Both Labour and Conservative officials are privately staking a great deal on these mayoralties. Some are concerned that should Labour fail to take them then doubt will be cast on their chances of a sweeping landslide at a general election, while those in the Conservative party fear losing Mr Street and Mr Houchen could trigger an almighty rebellion against Rishi Sunak.

Lord Hayward said that if the Conservatives “hold either of those two mayoralties, it’ll be a major achievement in the circumstances”.

Labour is widely tipped to keep the mayoralty in London under Sadiq Khan, but pollsters have cautioned that a narrowing lead between the Tory candidate Susan Hall and Mr Khan could strengthen Tory attacks on Labour in the capital.

YouGov have said it is too close to call whether West Midlands mayor Andy Street will keep his seat
YouGov have said it is too close to call whether West Midlands mayor Andy Street will keep his seat (West Midlands Combined Authority)

“Everyone expects Sadiq Khan to win and I don’t think there’s much doubt that he will,” Joe Twyman, co-founder and director at Deltapoll told the Guardian. “But if it’s closer than the polls and conventional wisdom is expecting, I think that … will provide some sort of protection for Rishi Sunak.”
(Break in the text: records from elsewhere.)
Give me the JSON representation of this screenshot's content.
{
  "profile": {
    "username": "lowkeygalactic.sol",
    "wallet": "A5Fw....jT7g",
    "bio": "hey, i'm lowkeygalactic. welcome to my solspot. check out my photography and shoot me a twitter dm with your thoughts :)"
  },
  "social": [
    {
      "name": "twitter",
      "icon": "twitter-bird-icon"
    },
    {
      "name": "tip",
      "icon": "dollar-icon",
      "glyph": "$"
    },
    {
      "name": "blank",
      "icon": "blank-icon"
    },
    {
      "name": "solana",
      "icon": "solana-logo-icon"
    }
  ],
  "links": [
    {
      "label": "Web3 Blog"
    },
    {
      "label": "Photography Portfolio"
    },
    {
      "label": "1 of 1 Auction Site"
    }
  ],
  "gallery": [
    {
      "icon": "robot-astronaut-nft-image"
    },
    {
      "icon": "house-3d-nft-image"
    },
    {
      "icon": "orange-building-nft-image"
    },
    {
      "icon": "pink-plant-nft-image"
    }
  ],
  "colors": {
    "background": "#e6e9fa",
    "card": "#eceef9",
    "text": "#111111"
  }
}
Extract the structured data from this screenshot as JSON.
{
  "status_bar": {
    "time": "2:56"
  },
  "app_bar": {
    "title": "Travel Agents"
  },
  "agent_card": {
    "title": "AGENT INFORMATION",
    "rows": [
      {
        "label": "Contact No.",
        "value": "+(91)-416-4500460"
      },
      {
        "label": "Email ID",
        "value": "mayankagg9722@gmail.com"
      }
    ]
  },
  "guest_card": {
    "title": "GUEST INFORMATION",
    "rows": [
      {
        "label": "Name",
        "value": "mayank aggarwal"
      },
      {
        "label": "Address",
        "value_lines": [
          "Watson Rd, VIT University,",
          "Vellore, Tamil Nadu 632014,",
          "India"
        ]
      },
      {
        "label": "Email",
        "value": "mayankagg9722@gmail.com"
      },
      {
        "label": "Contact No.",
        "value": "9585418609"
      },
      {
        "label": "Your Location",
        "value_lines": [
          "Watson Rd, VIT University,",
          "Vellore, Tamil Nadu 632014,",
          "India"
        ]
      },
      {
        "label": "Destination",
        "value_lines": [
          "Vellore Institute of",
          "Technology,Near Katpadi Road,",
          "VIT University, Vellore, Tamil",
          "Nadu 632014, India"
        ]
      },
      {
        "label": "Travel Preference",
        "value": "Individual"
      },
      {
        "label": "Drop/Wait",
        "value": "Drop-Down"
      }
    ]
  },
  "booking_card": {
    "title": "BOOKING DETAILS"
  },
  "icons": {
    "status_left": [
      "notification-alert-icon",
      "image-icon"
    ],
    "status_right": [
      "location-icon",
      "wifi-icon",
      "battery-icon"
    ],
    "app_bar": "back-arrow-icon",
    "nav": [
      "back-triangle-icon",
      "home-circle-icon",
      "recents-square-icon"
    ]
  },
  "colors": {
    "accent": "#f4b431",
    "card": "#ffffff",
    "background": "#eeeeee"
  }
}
The party is expected to look at the results closely to establish similar lessons from the Uxbridge by-election, where local issues such as ultra-low emission zones tipped a Conservative victory.

The poll finds that if the election were to be held tomorrow, 46 per cent of the vote would go to Mr Khan and 33 per cent to the Conservative candidate Susan Hall.

What could happen?

For Labour, the results are a question of great or good. They are bound to make significant gains. But challenger candidates could dampen their success and highlight areas of weakness in policy. Some Labour MPs may get nervous about their chances of re-elections in areas where the Labour council presence has been weakened.

For the Tories, the consequences could be fatal. There are a number of Conservative MPs sitting on no-confidence letters, waiting for a reason to pull the trigger. Insiders warn it could take just one senior figure to push others to move against the prime minister. The pressure point will likely be the loss of West Midlands and Teesside mayoralties - the results of which will not come in until Saturday. If either Mr Street or Mr Houchen lost their seats, things could unravel quickly.